England’s Office for Students has warned that it may have to cut funding for universities when it takes on responsibility for supporting new entrants to the sector.
Guidance issued by the new regulator says that it expects more providers to be eligible for public funding when it takes on its full powers next August. Any institution that joins the approved (fee cap) registration category will be entitled to apply for teaching grants and other support.
The OfS says that it is planning a “fundamental review” of its funding arrangements, alongside the Augar review of student finance in England, but that, in the meantime, in 2019-20 it will aim “to treat all eligible higher education providers consistently, including those that we have not been empowered to fund for 2018-19”.
“We will continue to apply existing funding methods until our review is complete, but will decide each year the balance of funding between different elements of grant to reflect the funding available to us and our priorities,” the OfS says. “This is likely to include changes to grant rates, but could also include changes to eligibility criteria for, or even discontinuation of, particular funding allocations, if this enables us to best prioritise within a constrained total budget.”
The OfS guidance reveals that it is preparing to fund providers that do “not have any” students on recognised higher education courses at the moment.
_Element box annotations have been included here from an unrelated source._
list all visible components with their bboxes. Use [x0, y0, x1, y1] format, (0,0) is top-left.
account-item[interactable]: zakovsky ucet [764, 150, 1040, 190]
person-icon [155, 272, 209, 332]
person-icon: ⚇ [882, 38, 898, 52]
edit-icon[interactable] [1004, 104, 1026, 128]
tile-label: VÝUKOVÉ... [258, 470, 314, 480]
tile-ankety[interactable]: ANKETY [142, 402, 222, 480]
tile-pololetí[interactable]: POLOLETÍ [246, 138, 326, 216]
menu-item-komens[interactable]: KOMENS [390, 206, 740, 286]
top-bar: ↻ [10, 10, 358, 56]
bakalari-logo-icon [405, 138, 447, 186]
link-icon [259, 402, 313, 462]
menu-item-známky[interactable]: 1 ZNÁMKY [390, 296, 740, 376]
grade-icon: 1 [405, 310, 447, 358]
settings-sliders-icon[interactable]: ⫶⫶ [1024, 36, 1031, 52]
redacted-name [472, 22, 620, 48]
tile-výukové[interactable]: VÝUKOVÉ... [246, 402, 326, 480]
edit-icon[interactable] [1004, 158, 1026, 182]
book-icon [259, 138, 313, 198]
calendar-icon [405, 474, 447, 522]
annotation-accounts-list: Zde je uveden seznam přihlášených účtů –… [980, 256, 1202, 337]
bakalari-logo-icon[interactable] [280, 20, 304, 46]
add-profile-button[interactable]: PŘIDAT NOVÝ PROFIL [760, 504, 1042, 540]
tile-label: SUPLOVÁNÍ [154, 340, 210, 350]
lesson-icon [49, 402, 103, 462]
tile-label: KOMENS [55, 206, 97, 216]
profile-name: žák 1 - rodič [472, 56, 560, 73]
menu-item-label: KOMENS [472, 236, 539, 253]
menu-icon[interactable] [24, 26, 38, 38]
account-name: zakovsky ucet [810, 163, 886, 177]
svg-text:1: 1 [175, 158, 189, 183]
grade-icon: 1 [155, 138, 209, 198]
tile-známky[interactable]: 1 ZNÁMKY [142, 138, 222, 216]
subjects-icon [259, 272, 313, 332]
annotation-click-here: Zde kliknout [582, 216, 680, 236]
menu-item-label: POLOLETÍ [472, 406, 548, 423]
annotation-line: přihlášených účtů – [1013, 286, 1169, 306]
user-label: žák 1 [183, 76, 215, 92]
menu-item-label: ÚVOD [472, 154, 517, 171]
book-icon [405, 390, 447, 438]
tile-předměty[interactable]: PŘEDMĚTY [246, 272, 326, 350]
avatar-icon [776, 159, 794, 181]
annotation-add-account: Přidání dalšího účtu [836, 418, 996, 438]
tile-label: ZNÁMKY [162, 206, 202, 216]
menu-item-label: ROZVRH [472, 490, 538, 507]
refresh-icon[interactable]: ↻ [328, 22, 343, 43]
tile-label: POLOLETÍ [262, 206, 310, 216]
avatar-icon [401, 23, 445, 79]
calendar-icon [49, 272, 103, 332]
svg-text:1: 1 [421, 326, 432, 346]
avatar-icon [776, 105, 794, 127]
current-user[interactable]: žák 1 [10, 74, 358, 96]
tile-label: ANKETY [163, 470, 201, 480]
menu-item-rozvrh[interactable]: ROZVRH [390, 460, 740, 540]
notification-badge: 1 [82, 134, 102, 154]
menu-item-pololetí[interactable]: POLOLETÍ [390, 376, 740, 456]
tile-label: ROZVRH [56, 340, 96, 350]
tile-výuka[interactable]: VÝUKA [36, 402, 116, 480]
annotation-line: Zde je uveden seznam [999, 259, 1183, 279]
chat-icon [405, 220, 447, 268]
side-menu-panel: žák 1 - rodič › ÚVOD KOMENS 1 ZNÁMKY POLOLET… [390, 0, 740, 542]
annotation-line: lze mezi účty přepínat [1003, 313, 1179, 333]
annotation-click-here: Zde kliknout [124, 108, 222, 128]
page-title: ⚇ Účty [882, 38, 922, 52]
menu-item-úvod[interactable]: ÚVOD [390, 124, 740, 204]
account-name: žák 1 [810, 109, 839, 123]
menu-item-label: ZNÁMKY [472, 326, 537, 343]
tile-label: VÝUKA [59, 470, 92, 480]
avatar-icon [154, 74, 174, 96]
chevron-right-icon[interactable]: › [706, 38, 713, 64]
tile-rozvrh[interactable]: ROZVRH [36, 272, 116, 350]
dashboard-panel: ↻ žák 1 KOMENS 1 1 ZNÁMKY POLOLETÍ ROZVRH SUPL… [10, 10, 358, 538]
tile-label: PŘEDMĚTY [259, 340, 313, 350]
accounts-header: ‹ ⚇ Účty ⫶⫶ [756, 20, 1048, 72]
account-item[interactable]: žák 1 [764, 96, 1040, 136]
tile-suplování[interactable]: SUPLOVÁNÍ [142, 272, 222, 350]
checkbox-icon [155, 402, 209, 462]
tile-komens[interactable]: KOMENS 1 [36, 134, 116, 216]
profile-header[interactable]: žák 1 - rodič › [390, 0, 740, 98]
To determine their allocation, each of these institutions will be asked to provide “a forecast of the student numbers it expects to recruit for 2019-20”.
A paper considered by the OfS’ board in March sheds more light on the proposals, revealing that the OfS has initiated reviews of the National Collaborative Outreach Programme, which funds widening participation activities, and the student premium, which provides a higher level of funding to providers that enrol larger numbers of students who are considered to be at greater risk of dropping out.
The paper says that the reviews will aim to ensure that support “is aligned with the OfS strategy and appropriate to the more diverse set of providers we expect to become eligible for funding” in 2019-20, and that the organisation’s “approach to regulatory pressure through access and participation plans and transparency data, and our support through funding, are mutually supportive”.
“We expect that we will have to fund additional providers from 2019-20 (those not currently funded but that will be eligible approved fee cap providers on the register) which will require us to carefully consider our funding priorities if no additional funding is provided by [the Department for Education],” the paper says.
Although the majority of English providers’ teaching income now comes from tuition fees, grant funding still makes up a significant proportion of revenue at some institutions.
However, it may be some time before funding arrangements are finalised. The OfS guidance says that its grants will need to reflect the outcomes of the Augar review, but these are not expected to be available until early 2019.